Drawers have been a common feature on casework for almost as long as casework has been constructed. The most prevalent style of drawer arrangement used in furniture today is based upon the style developed in the 18th century. Basically, a frame is constructed to divide the casework into sections and the drawers are constructed to fit the opening, and ride on top of the frame.
In the 17th century, however, most drawers were side hung, meaning that the drawers did not sit on top of a frame, but instead they hung by runners attached to the drawer sides. This was done in two different ways. The drawer could have small strips nailed to its side to form a groove, or a groove could be plowed directly into the drawer side. I wanted to add a small drawer to my workbench since I recently move my old standing desk out of the shop. So I decided to use the 17th century style drawer construction to do so.
I started with the drawer runners. I ripped these out of a 3/4″ thick piece of pine. They are both 3/8″ thick by 3/4″ wide and long enough to support the sides of the drawer for as deep as it will be.
The drawer runners were attached to the insides of the workbench aprons with glue and cut brads. They are spaced down from the top of the drawer space so that they will sit approximately centered on the sides of the drawers when the drawer is mounted.
To facilitate the groove on the side of the drawer for the drawer runner, 17th century drawers were often constructed using just a single wide dovetail. Using the wide dovetail allowed the wide groove for the drawer runner to be plowed only through the long grain of the drawer sides and not have to be cut through any end grain pins. I decided to follow that practice with these drawers.

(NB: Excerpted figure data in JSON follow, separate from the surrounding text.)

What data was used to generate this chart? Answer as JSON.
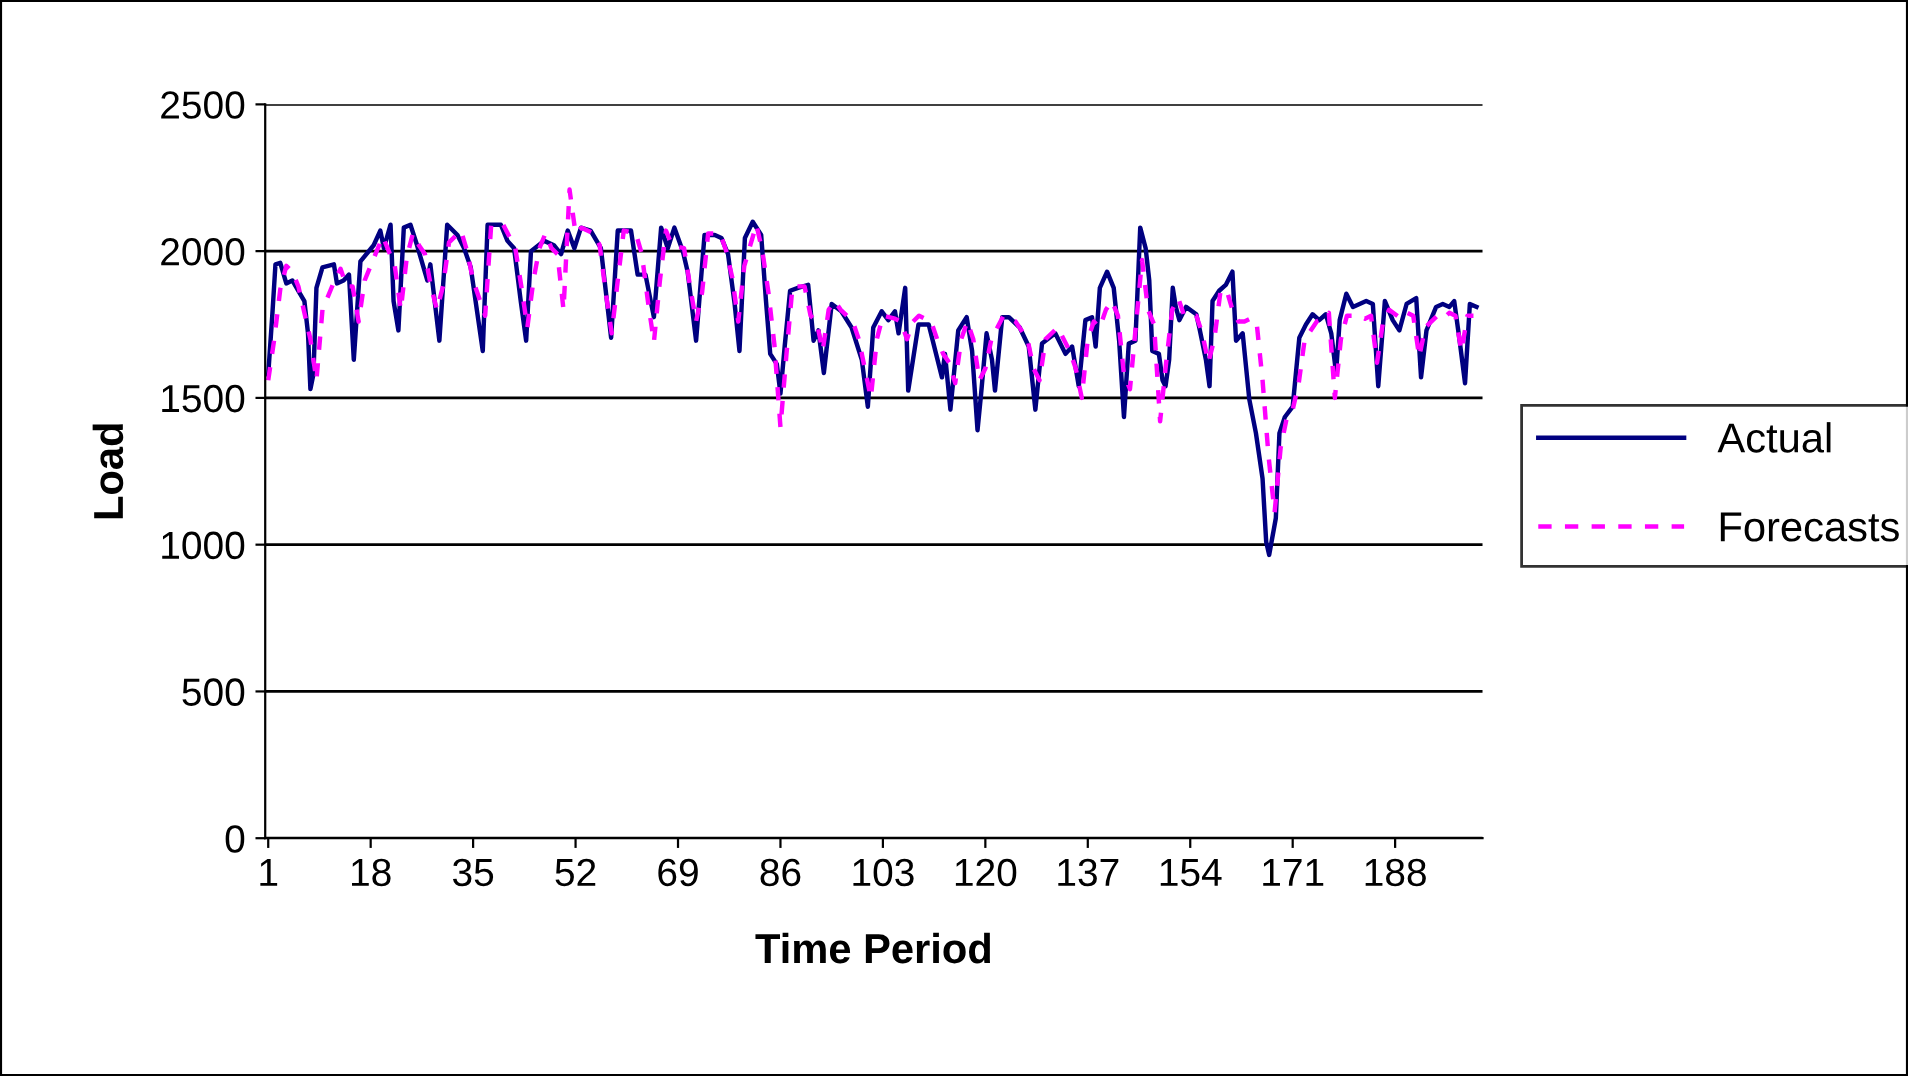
{
  "chart_data": {
    "type": "line",
    "xlabel": "Time Period",
    "ylabel": "Load",
    "xlim": [
      0.5,
      202.5
    ],
    "xticks": [
      1,
      18,
      35,
      52,
      69,
      86,
      103,
      120,
      137,
      154,
      171,
      188
    ],
    "ylim": [
      0,
      2500
    ],
    "yticks": [
      0,
      500,
      1000,
      1500,
      2000,
      2500
    ],
    "grid": "y",
    "legend": "right",
    "marker": "none",
    "series": [
      {
        "name": "Actual",
        "color": "#000080",
        "line_style": "solid",
        "x": [
          1,
          1.7,
          2.2,
          3,
          4,
          5,
          6,
          7,
          7.6,
          8,
          8.5,
          9,
          10,
          11.9,
          12.4,
          13.5,
          14.4,
          15.2,
          16.3,
          18.5,
          19.6,
          20.2,
          21.3,
          21.8,
          22.6,
          23.5,
          24.6,
          25.7,
          27.4,
          27.9,
          29.4,
          30.7,
          32.4,
          33.5,
          34.6,
          36.6,
          37.4,
          39.6,
          40.7,
          41.8,
          42.9,
          43.8,
          44.6,
          46.8,
          48.4,
          49.6,
          50.7,
          51.8,
          52.9,
          54.5,
          56.2,
          57.9,
          59,
          61.2,
          62.3,
          63.6,
          65,
          66.2,
          67.3,
          68.4,
          69.8,
          70.6,
          72,
          73.4,
          75.1,
          76.2,
          77.3,
          78.4,
          79.2,
          80.1,
          81.4,
          82.8,
          83.6,
          84.3,
          85.4,
          86,
          86.7,
          87.6,
          88.9,
          90.6,
          91.5,
          92.3,
          93.2,
          94.5,
          96.1,
          97.8,
          99.5,
          100.5,
          101.4,
          102.8,
          103.9,
          105,
          105.6,
          106.7,
          107.2,
          108.9,
          110.6,
          112.8,
          113.3,
          114.2,
          115.5,
          116.9,
          117.8,
          118.7,
          119.3,
          120.2,
          121.1,
          121.6,
          122.8,
          123.9,
          125.7,
          127.2,
          128.3,
          129.4,
          131.6,
          133.3,
          134.4,
          135.5,
          136.6,
          137.7,
          138.3,
          139,
          140.2,
          141.3,
          142.2,
          143,
          143.8,
          144.9,
          145.7,
          146.6,
          147.2,
          147.7,
          148.8,
          149.4,
          149.9,
          150.5,
          151.1,
          151.6,
          152.2,
          153.3,
          155,
          155.5,
          156.6,
          157.2,
          157.7,
          158.8,
          159.9,
          161,
          161.6,
          162.7,
          163.8,
          164.9,
          166,
          166.6,
          167.1,
          168.2,
          168.8,
          169.7,
          171,
          172.1,
          173.2,
          174.3,
          175.4,
          176.5,
          177.4,
          178.2,
          178.8,
          179.9,
          181,
          182.1,
          183.2,
          184.3,
          185.2,
          186.3,
          187.6,
          188.7,
          189.9,
          191.5,
          192.3,
          193.2,
          194.8,
          195.9,
          197,
          197.8,
          198.7,
          199.6,
          200.4,
          201.5
        ],
        "values": [
          1580,
          1790,
          1955,
          1960,
          1890,
          1900,
          1865,
          1830,
          1720,
          1530,
          1580,
          1875,
          1945,
          1955,
          1890,
          1900,
          1920,
          1630,
          1965,
          2020,
          2070,
          2010,
          2090,
          1830,
          1730,
          2080,
          2090,
          2020,
          1900,
          1955,
          1695,
          2090,
          2055,
          2010,
          1945,
          1660,
          2090,
          2090,
          2035,
          2010,
          1830,
          1695,
          2000,
          2035,
          2020,
          1990,
          2070,
          2010,
          2080,
          2070,
          2010,
          1705,
          2070,
          2070,
          1920,
          1920,
          1775,
          2080,
          2010,
          2080,
          2000,
          1930,
          1695,
          2055,
          2055,
          2045,
          1990,
          1820,
          1660,
          2045,
          2100,
          2055,
          1830,
          1650,
          1615,
          1515,
          1675,
          1865,
          1875,
          1885,
          1695,
          1730,
          1585,
          1820,
          1795,
          1740,
          1630,
          1470,
          1740,
          1795,
          1765,
          1795,
          1720,
          1875,
          1525,
          1750,
          1750,
          1570,
          1650,
          1460,
          1730,
          1775,
          1660,
          1390,
          1515,
          1720,
          1630,
          1525,
          1775,
          1775,
          1740,
          1675,
          1460,
          1685,
          1720,
          1650,
          1675,
          1540,
          1765,
          1775,
          1675,
          1875,
          1930,
          1875,
          1695,
          1435,
          1685,
          1695,
          2080,
          2010,
          1900,
          1660,
          1650,
          1560,
          1540,
          1630,
          1875,
          1810,
          1765,
          1810,
          1785,
          1740,
          1630,
          1540,
          1830,
          1865,
          1885,
          1930,
          1695,
          1720,
          1495,
          1380,
          1225,
          1010,
          965,
          1090,
          1380,
          1435,
          1470,
          1705,
          1750,
          1785,
          1765,
          1785,
          1720,
          1585,
          1765,
          1855,
          1810,
          1820,
          1830,
          1820,
          1540,
          1830,
          1765,
          1730,
          1820,
          1840,
          1570,
          1730,
          1810,
          1820,
          1810,
          1830,
          1695,
          1550,
          1820,
          1810
        ]
      },
      {
        "name": "Forecasts",
        "color": "#ff00ff",
        "line_style": "dashed",
        "x": [
          1,
          2,
          3,
          4,
          5,
          6,
          8,
          9,
          10,
          12,
          13,
          14,
          15,
          16,
          17,
          19,
          20,
          21,
          22,
          23,
          24,
          25,
          26,
          27,
          28,
          29,
          30,
          31,
          33,
          34,
          35,
          37,
          38,
          40,
          41,
          42,
          43,
          44,
          45,
          46,
          47,
          48,
          49,
          50,
          51,
          52,
          53,
          55,
          56,
          57,
          58,
          59,
          60,
          62,
          63,
          64,
          65,
          66,
          67,
          68,
          70,
          71,
          72,
          73,
          74,
          76,
          77,
          78,
          79,
          80,
          82,
          83,
          84,
          85,
          86,
          87,
          88,
          90,
          91,
          92,
          93,
          94,
          95,
          96,
          98,
          99,
          100,
          101,
          102,
          103,
          105,
          106,
          107,
          108,
          109,
          111,
          112,
          113,
          114,
          115,
          116,
          117,
          118,
          119,
          120,
          121,
          122,
          123,
          125,
          126,
          127,
          128,
          129,
          130,
          132,
          133,
          134,
          135,
          136,
          137,
          138,
          139,
          140,
          141,
          142,
          143,
          144,
          145,
          146,
          147,
          148,
          149,
          150,
          151,
          152,
          153,
          155,
          156,
          157,
          158,
          159,
          160,
          161,
          162,
          163,
          164,
          165,
          166,
          167,
          168,
          169,
          170,
          171,
          172,
          173,
          175,
          176,
          177,
          178,
          179,
          180,
          182,
          183,
          184,
          185,
          186,
          187,
          189,
          190,
          191,
          192,
          193,
          195,
          196,
          197,
          198,
          199,
          200,
          201
        ],
        "values": [
          1560,
          1700,
          1870,
          1950,
          1930,
          1880,
          1700,
          1560,
          1800,
          1900,
          1940,
          1880,
          1880,
          1760,
          1900,
          2000,
          2050,
          2000,
          1950,
          1800,
          1980,
          2060,
          2020,
          1990,
          1880,
          1800,
          1880,
          2030,
          2070,
          2000,
          1900,
          1780,
          2090,
          2090,
          2050,
          2010,
          1880,
          1740,
          1900,
          2010,
          2060,
          2010,
          1990,
          1800,
          2210,
          2060,
          2080,
          2060,
          2020,
          1860,
          1720,
          1900,
          2070,
          2060,
          1990,
          1830,
          1690,
          1900,
          2070,
          2020,
          2010,
          1880,
          1760,
          1860,
          2060,
          2060,
          2000,
          1910,
          1760,
          1950,
          2090,
          2000,
          1860,
          1680,
          1400,
          1650,
          1880,
          1880,
          1780,
          1760,
          1660,
          1800,
          1830,
          1800,
          1760,
          1700,
          1600,
          1500,
          1700,
          1780,
          1770,
          1760,
          1700,
          1760,
          1780,
          1760,
          1700,
          1650,
          1620,
          1550,
          1700,
          1760,
          1700,
          1560,
          1600,
          1700,
          1740,
          1780,
          1760,
          1730,
          1700,
          1600,
          1560,
          1700,
          1740,
          1700,
          1660,
          1600,
          1500,
          1700,
          1760,
          1740,
          1800,
          1830,
          1780,
          1580,
          1530,
          1750,
          1970,
          1800,
          1750,
          1420,
          1620,
          1800,
          1840,
          1780,
          1780,
          1720,
          1620,
          1700,
          1860,
          1870,
          1800,
          1760,
          1760,
          1770,
          1760,
          1560,
          1300,
          1110,
          1330,
          1430,
          1460,
          1550,
          1700,
          1760,
          1770,
          1790,
          1500,
          1700,
          1780,
          1780,
          1770,
          1780,
          1620,
          1760,
          1800,
          1770,
          1790,
          1780,
          1640,
          1740,
          1780,
          1770,
          1790,
          1780,
          1660,
          1780,
          1780
        ]
      }
    ]
  }
}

The groove was started with a 1/4″ blade in a plow plane. However, this didn’t plow the full width necessary. So instead of resetting the fence and moving the plow plane over, I used a sash saw to saw the other side of the groove, then wasted away the remaining wood with a chisel and smoothed the bottom of the groove with a 1/2″ square rabbet plane.
With a minimal amount of trimming and planing, the drawer was fit into the opening under the bench top. The runners weren’t exactly centered on the drawer sides but instead ended up centered on the total drawer height. I miscalculated when positioning the runners because I was using the full height of the false front rather than the reduced height of the drawer sides. The height of the sides was reduced by 1/2″ because the drawer bottom is attached by nailing it to the sides front and back. C’est la vie. It still works fine, even if the drawer runners aren’t centered on the dovetail.
The last thing to do was to attach a false front to cover everything up.